Russie : jusqu'à 7 ans de prison pour les services crypto non agréés
La Russie durcit le ton. Un projet de loi déposé vendredi à la Douma d'État propose d'imposer une responsabilité pénale à toute entité proposant des services liés aux crypto-monnaies sans autorisation de la Banque centrale russe.
Concrètement, exercer sans licence pourrait coûter cher. Pour un individu isolé : jusqu'à 4 000$ d'amende et 4 ans de prison. Pour un groupe organisé, la peine grimpe à 7 ans d'emprisonnement ou 5 ans de travaux forcés, avec une amende pouvant atteindre 1 million de roubles (environ 13 100$), ou l'équivalent de 5 ans de revenus.
Ce texte s'inscrit dans la continuité d'un premier paquet législatif de mars dernier, qui ciblait déjà les mineurs opérant illégalement. La nouvelle version va plus loin en fixant des montants précis pour les sanctions et en visant explicitement tous les prestataires de services sur actifs numériques non enregistrés.
Mais la Cour suprême russe a déjà refroidi les ardeurs des législateurs. Elle estime que le projet manque de "justification raisonnée" pour les sanctions pénales et juge la mesure "prématurée" tant que la loi sur les "monnaies numériques et droits numériques" n'est pas en vigueur. Ce texte est attendu pour juillet prochain. S'il passe, il donnera à Moscou un contrôle beaucoup plus direct sur l'ensemble du secteur.

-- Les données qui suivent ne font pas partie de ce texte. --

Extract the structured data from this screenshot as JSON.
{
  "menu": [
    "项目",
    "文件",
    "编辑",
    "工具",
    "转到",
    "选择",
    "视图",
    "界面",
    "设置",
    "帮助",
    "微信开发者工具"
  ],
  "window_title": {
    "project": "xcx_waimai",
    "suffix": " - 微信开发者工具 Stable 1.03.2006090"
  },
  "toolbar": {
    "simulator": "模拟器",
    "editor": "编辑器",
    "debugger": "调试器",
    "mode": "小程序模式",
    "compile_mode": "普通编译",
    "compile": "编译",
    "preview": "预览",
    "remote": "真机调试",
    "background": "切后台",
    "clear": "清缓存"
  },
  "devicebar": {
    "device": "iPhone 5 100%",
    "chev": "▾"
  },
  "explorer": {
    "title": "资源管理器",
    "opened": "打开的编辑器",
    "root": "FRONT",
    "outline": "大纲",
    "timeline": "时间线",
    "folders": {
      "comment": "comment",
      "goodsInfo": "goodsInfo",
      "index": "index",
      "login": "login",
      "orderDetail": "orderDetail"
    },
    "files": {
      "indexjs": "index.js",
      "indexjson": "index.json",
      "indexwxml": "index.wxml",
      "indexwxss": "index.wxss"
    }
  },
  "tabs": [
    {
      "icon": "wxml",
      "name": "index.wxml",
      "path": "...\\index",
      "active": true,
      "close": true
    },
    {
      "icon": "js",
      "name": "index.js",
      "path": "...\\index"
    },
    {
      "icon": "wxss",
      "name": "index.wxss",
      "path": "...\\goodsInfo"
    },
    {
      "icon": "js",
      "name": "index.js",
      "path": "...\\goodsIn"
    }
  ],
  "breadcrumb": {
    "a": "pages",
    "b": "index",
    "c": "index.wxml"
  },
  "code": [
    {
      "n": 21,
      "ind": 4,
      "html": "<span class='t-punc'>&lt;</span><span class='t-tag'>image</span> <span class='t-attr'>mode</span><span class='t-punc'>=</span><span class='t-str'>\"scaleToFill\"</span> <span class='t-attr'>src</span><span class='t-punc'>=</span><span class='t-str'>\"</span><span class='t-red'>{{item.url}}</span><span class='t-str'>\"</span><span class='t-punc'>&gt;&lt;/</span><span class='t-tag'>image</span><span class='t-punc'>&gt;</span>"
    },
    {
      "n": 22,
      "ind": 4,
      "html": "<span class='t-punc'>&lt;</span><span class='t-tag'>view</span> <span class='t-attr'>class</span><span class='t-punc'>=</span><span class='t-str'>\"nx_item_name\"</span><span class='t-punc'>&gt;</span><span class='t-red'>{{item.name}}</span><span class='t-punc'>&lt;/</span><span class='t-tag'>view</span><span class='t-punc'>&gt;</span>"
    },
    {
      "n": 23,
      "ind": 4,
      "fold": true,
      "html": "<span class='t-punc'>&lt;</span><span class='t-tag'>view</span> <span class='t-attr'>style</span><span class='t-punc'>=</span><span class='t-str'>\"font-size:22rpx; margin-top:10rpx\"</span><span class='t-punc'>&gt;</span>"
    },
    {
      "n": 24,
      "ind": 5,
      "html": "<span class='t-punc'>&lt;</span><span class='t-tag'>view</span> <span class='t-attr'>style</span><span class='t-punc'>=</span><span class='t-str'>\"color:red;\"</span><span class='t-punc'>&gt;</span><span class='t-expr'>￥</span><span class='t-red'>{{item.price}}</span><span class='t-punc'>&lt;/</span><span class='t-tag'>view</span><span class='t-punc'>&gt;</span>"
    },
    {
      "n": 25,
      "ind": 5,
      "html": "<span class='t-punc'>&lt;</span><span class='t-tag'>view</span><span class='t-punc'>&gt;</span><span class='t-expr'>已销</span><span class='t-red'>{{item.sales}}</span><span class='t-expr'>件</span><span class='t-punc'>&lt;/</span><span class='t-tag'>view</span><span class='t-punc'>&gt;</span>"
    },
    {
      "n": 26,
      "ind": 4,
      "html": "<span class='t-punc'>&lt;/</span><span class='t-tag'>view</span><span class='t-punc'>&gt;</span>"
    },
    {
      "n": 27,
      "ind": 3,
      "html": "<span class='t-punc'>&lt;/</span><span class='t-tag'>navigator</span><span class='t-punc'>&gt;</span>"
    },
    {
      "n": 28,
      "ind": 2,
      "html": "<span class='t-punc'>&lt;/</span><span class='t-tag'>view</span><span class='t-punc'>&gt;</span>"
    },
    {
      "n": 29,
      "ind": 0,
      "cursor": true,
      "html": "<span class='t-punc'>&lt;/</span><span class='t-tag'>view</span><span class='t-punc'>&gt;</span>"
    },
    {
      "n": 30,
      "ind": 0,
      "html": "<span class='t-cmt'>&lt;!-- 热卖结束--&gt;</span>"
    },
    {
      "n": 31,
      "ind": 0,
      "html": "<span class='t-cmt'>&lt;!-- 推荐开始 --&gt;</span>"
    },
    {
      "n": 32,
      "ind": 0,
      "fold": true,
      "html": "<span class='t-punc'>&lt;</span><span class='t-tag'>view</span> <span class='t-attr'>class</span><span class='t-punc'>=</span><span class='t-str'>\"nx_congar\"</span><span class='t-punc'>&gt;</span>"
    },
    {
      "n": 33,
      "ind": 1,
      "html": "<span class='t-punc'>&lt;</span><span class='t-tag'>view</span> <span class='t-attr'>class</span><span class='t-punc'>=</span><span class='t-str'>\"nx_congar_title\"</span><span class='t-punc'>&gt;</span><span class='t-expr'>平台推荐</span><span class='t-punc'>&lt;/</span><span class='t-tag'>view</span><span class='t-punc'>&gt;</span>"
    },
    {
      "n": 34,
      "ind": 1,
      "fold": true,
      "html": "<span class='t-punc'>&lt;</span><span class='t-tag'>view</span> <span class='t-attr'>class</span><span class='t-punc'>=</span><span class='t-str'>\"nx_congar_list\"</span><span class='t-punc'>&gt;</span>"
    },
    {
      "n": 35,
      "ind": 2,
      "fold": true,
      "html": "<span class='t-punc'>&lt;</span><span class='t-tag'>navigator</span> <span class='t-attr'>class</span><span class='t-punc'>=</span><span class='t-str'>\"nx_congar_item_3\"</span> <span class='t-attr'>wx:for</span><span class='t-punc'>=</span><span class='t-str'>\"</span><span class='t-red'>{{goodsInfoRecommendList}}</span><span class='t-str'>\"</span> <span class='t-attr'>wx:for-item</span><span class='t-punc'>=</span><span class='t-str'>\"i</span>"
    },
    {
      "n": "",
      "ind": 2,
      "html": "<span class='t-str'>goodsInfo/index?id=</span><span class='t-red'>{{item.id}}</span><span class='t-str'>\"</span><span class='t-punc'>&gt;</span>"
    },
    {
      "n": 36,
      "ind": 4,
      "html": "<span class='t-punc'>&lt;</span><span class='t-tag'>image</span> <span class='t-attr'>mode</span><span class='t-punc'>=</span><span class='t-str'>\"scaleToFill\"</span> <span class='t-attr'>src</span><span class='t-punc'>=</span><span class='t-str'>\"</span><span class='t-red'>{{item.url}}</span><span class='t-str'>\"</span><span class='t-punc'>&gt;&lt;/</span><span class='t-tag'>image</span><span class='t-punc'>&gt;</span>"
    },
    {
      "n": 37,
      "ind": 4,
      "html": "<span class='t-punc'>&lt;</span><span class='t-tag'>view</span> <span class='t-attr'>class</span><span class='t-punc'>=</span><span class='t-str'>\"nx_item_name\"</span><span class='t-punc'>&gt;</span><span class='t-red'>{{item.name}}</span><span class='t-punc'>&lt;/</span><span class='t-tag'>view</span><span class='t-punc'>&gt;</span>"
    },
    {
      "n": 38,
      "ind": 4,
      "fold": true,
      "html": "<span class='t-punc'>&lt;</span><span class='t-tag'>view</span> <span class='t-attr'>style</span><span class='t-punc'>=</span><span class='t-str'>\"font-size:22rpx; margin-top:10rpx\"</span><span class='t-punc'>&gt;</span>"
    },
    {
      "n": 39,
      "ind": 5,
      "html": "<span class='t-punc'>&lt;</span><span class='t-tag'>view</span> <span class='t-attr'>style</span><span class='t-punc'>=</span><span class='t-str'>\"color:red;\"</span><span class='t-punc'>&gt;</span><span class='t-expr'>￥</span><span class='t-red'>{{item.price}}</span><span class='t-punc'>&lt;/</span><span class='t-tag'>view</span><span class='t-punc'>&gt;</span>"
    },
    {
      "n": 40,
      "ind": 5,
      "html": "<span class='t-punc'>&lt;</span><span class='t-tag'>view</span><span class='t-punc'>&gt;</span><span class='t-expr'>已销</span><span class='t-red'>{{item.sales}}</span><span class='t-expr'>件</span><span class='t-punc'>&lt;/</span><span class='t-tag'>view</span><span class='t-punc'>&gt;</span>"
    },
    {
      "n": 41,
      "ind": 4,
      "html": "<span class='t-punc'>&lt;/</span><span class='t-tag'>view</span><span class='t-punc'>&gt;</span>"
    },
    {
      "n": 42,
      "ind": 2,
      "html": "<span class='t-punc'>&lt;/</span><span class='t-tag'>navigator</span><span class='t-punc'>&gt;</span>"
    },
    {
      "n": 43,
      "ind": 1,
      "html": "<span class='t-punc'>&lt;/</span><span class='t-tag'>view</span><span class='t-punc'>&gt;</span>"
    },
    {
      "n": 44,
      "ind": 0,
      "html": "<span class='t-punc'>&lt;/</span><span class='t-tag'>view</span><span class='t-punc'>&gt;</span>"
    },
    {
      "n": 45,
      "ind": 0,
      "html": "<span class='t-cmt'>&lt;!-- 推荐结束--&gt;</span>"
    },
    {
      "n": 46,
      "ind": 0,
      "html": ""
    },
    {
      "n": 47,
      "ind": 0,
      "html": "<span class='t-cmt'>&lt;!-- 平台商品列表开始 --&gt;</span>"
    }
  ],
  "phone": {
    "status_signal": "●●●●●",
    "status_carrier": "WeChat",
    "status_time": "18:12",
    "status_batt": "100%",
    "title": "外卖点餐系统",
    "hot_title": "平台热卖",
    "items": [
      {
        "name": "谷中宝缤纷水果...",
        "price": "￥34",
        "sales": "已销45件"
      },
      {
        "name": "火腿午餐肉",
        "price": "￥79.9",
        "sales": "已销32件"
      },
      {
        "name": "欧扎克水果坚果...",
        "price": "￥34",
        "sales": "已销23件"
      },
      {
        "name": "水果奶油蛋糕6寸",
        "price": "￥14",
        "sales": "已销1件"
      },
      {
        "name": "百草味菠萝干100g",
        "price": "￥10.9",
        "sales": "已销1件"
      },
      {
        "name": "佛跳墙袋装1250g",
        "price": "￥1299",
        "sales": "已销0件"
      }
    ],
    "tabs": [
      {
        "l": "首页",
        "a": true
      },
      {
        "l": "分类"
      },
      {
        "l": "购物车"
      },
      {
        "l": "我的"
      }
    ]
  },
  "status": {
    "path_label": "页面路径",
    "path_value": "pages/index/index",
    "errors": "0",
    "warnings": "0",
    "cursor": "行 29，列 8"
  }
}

Pendant ce temps, la régulation avance, mais le terrain est déjà miné. L'exchange russe Grinex en sait quelque chose : sous sanctions internationales, la plateforme a suspendu ses opérations jeudi après un hack lui ayant coûté plus de 1 milliard de roubles, soit environ 13,7 millions de dollars. La société accuse des "entités d'États hostiles" et a déposé une plainte pénale.
Grinex assure avoir transmis toutes les informations à la justice. Les utilisateurs, eux, ne peuvent plus trader. L'ironie est cruelle : une plateforme qui opérait dans un vide juridique se retrouve victime d'une attaque que les nouvelles lois n'auraient de toute façon pas empêchée.
La Russie veut clairement reprendre la main sur un secteur qu'elle ne contrôle plus. Entre les mineurs dans les régions reculées, les exchanges parallèles et les flux en crypto utilisés pour contourner les sanctions occidentales, l'enjeu est autant économique que géopolitique.
Ce que ça change : Si ce texte passe, opérer dans la crypto en Russie sans agrément officiel deviendra aussi risqué qu'un délit financier grave. Les acteurs locaux devront choisir : se plier aux exigences de la Banque centrale ou disparaître. Pour les utilisateurs ordinaires, c'est une pression supplémentaire vers les plateformes étrangères ou les solutions décentralisées — exactement ce que Moscou cherche à empêcher.